My first impressions from the first few minutes was that this was a retread of Empire Strikes Back.  The First Order have tracked down the resistance base on a remote planet, and the resistance are trying to evacuate before the First Order land troops and... oh, wait a minute, there is no shield, no cannon and the base is going to be obliterated from space.  And things seem to go well for the resistance, as they are able to stall long enough to get almost everybody safely aboard their cruiser and off to safety.  But not before Poe Dameron (X-Wing ace turned hot-headed insubordinate comedian pilot) decides to sacrifice the entire bomber fleet just to destroy a Dreadnaught.  Let's here it for Pyrrhic victories!

Worse still, the First Order have developed a way to track the Resistance through hyperspace: running away is not a way to escape, and hyperspace fuel is in limited supply.

At the end of the previous film, Rey had successfully tracked down Luke Skywalker, and much of this film covers her efforts to persuade him to join the Resistance.  So, we have space battles interspersed with the story of a Jedi master and a young Jedi-wannabe/trainee on a remote, green, damp planet.  Like I said, I kept recalling Empire Strikes Back throughout this film. I haven't looked online to see if anybody has listed all the parallels between The Last Jedi and The Empire Strikes back, but I saw a few (and I'm only a casual movie-goer).  Luke Skywalker has traded his youthful naivety and enthusiasm for jaded cynicism.  The way he casually lobs his lightsabre over his shoulder is both funny and tragic at the same time.

My only niggle with the film is the amount of time spent on the story with Rey and Luke.  The other storylines were far more exciting and just downright interesting; Luke and Rey - less so.  Luke goes for a walk.  Luke catches a fish.  Luke wanders around his island.  Yawn.

The plot makes a lot of sense, and there's a direct causal link between the Admiral and her tight-lipped need-to-know authoritarian attitude, conflicting with Poe Dameron's "we have a right to know what's going on" and the subsequent demise of the resistance fleet.  If she'd told Poe what her plan was, he wouldn't have sent Finn off to find the code breaker, who wouldn't have subsequently told the First Order about the resistance's plans and their cloaking frequency (or whatever it was).  If they'd all stayed home, sat tight and waited it out, they might all have survived.  I'm not blaming him or her, but it seems like the two characters managed to deliberately out-hard-head each other - aiming to be the most stubborn character and the one who wins, until neither of them do.
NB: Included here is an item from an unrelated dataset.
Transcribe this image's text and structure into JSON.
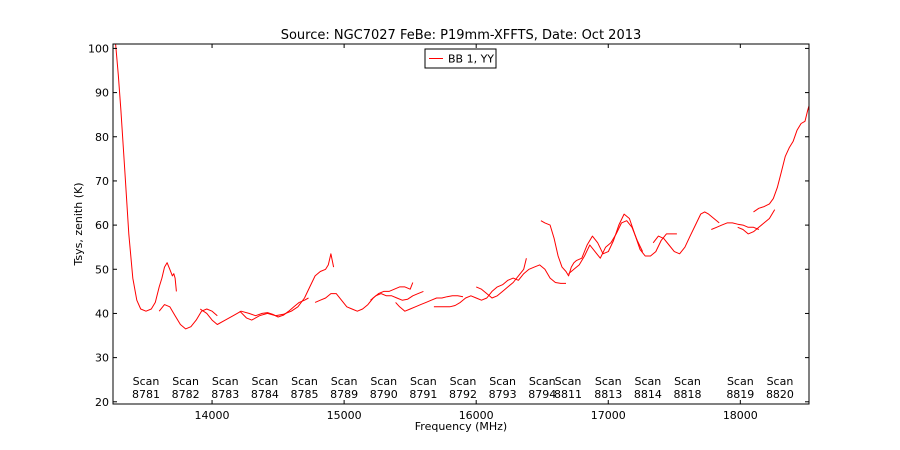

Some of my favourite aspects of the film is how the script addresses some of the criticisms that were levelled at the first of the new films (The Force Awakens).

"Finn should have had that fight with Captain Phasma, not with some random stormtrooper with a cool elbow mounted weapon."  Cue large-scale, violent, hand-to-hand fight between Finn and Phasma.
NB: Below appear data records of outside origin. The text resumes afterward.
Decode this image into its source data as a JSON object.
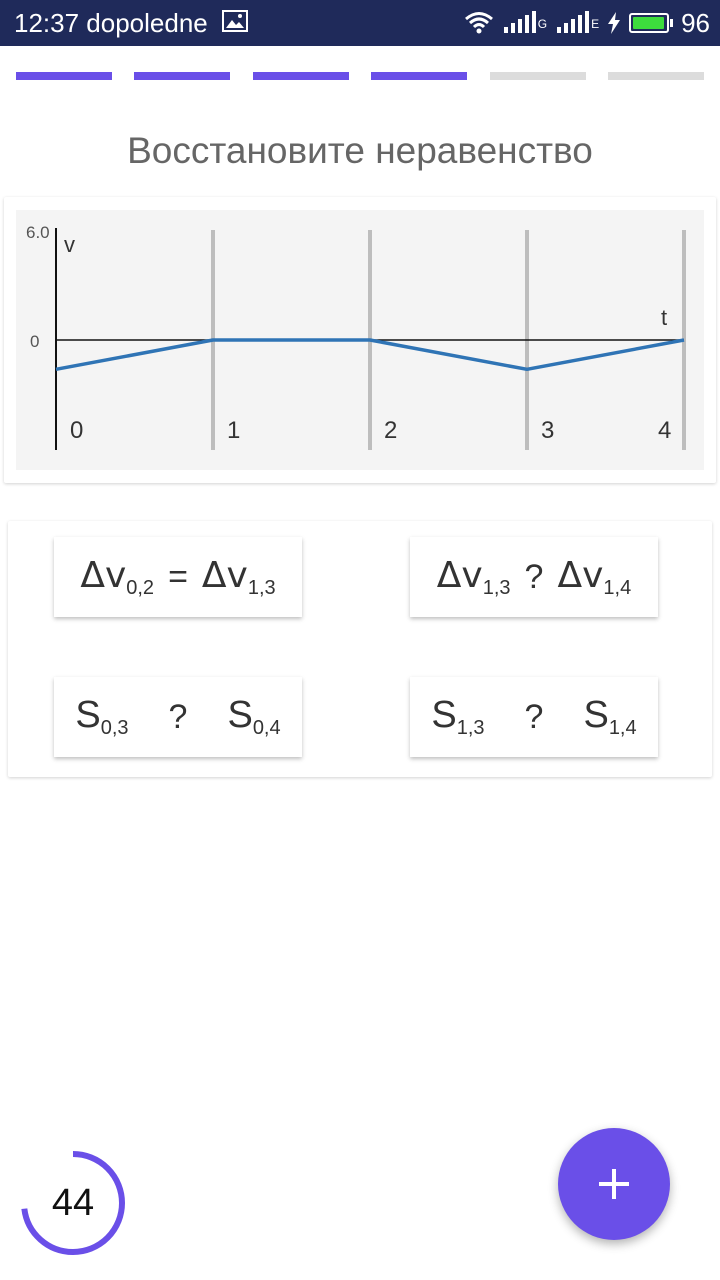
{
  "status_bar": {
    "time": "12:37 dopoledne",
    "network_1": "G",
    "network_2": "E",
    "battery_level": "96",
    "battery_fraction": 0.96,
    "icons": [
      "image-icon",
      "wifi-icon",
      "signal-icon",
      "charging-icon",
      "battery-icon"
    ]
  },
  "progress": {
    "total_steps": 6,
    "completed_steps": 4,
    "accent_color": "#6a4fe8",
    "inactive_color": "#dcdcdc"
  },
  "title": "Восстановите неравенство",
  "chart_data": {
    "type": "line",
    "ylabel": "v",
    "xlabel": "t",
    "y_tick_top": "6.0",
    "y_tick_zero": "0",
    "ylim": [
      -6,
      6
    ],
    "x_ticks": [
      "0",
      "1",
      "2",
      "3",
      "4"
    ],
    "x": [
      0,
      1,
      2,
      3,
      4
    ],
    "series": [
      {
        "values": [
          -1.6,
          0,
          0,
          -1.6,
          0
        ],
        "color": "#2f74b5"
      }
    ],
    "grid": "vertical lines at integer t"
  },
  "cards": [
    {
      "left_sym": "Δv",
      "left_sub": "0,2",
      "op": "=",
      "right_sym": "Δv",
      "right_sub": "1,3"
    },
    {
      "left_sym": "Δv",
      "left_sub": "1,3",
      "op": "?",
      "right_sym": "Δv",
      "right_sub": "1,4"
    },
    {
      "left_sym": "S",
      "left_sub": "0,3",
      "op": "?",
      "right_sym": "S",
      "right_sub": "0,4"
    },
    {
      "left_sym": "S",
      "left_sub": "1,3",
      "op": "?",
      "right_sym": "S",
      "right_sub": "1,4"
    }
  ],
  "timer": {
    "value": "44",
    "fraction_remaining": 0.73,
    "color": "#6a4fe8"
  },
  "fab": {
    "icon": "plus-icon",
    "color": "#6a4fe8"
  }
}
"Snoke is too much like the Emperor and there's no real explanation for him."  Kill him off - now who saw that coming?

"More Poe Dameron!" - definitely fixed in this episode.  He kicks off the action at the start; we see more of his character throughout this film (borderline arrogant, but still funny) and he commits mutiny.  This is not a replacement for Han Solo; this is a whole new character who has his own ideas, opinions and history.

"Do something different!"  - I saw most of the parallels between The Force Awakens and A New Hope.  In fact, it felt like a rehash of the story with new faces. As I mentioned earlier, The Last Jedi has elements of The Empire Strikes Back in it, but those elements have been rearranged to produce a fresh story (and no, I didn't for one second think "It's salt!", I knew full well it was meant to be snow).

All-in-all, I'm excited for the next installment; I'm looking forwards to the Han Solo movie and I feel even more optimistic for the future of the Star Wars saga.